Discovery and publication
The existence of the epic of Digenes Akritas remained unknown prior to the second half of the 19th century when most of the manuscripts were discovered and published. Until then, the hero – variously referred to as Digenes, Constantine, or Giannis – was only known through the songs and ballads of the Acritic Cycle that had been preserved in the oral tradition of the Greek-speaking world and had been collected and published around the same time. The first manuscript of the epic was discovered in 1868 at the Sumela Monastery of Trebizond and it was first published in 1875. It was soon followed by the Andros manuscript which was discovered in 1878 and published in 1881. A rhymed version from the Lincoln College of Oxford was published in 1880; the version had the advantage of being signed by its writer, a monk from Chios by the name Ignatios Petritzes, in 1670. The oldest surviving manuscript was found in the Greek monastery of Grottaferrata, near Frascati, in 1879 and it was published in 1892. A prose version written by Meletios Vlastos of Chios in 1632 was discovered in Andros in 1898 and it wasn't published until 1928. The incomplete Madrid version, published in 1912, was discovered in the Escorial library of Spain in 1904.Overview
Acritic cycle
The names 'Digenis' or 'Akritas' have long been widespread throughout the Greek-speaking world representing heroes of folk-songs that are particularly popular in Crete, Cyprus, and Asia Minor. Before the discovery of the manuscripts, the protagonist of the epic was only known through the Acritic songs; narrative vernacular songs or ballads typically in political verse that originated from the Byzantine period and reflected episodes and characters associated with the epic-romance of Digenes Akritas. Collected primarily from 19th century oral sources, the best of those songs were found on the fringes of Asia Minor, like Pontus, and Cyprus. In the acritic tradition, the warriors are presented as paragons of elegance and nobility ; they reside in luxurious houses typically on the edges of the Christian world, and sometimes bear names of the Byzantine aristocracy.The Byzantine acritic songs represented the remnants of an ancient epic tradition that appears to predate the epic of Digenes itself. The songs have been subjected to the transformation of up to a thousand years old oral transmission making the identification of historical events and individuals only presumptive. The similarities between the songs and the epic are likely to have arisen as both drew inspiration from a common pool of folk material. Those songs that appear closer to the surviving versions of the epic are more likely to have been influenced by it. The acritic saga appears to loosely draw on four bodies of Greek myth; Heracles, the Argonauts, Thebes, and Troy. The fusion of folklore with Christian tradition is also a typical motif in the works of the acritic cycle. Some recurrent elements include the exploits of particularly endowed warriors, or a speaking bird usually bringing about the desired closure to a troubling story. Fine examples of the Acritic songs that feature prominent Anatolian elements include The Song of Armouris, The Son of Andronikos, Porphyris, The Bridge of Arta, and more.

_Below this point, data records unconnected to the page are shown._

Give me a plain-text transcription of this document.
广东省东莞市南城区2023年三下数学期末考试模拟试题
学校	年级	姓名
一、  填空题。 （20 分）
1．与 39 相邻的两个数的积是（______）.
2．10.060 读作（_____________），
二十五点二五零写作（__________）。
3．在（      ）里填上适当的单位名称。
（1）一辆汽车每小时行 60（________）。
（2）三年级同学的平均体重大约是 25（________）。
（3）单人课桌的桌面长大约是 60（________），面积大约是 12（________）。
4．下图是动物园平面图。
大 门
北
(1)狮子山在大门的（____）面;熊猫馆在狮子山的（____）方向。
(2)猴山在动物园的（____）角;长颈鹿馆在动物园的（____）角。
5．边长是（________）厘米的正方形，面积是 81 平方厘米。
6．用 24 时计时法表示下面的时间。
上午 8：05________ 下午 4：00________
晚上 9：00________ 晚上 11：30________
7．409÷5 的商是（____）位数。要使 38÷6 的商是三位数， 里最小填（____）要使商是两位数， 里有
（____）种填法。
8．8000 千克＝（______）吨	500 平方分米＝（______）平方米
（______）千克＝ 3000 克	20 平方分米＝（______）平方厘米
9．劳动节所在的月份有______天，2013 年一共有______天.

The most famous episodes of Digenes' life that appear in the acritic songs include the abduction of his future bride, the building of his house, his encounter with the beast, and his death. The hero's dramatic battle with Charon, an element that features prominently in the acritic songs, does not occur earlier in the epic. Politis has interpreted this theme as a symbol of the struggle between the Christian Greek population and its Muslim masters during the Turkish conquests of Byzantines lands.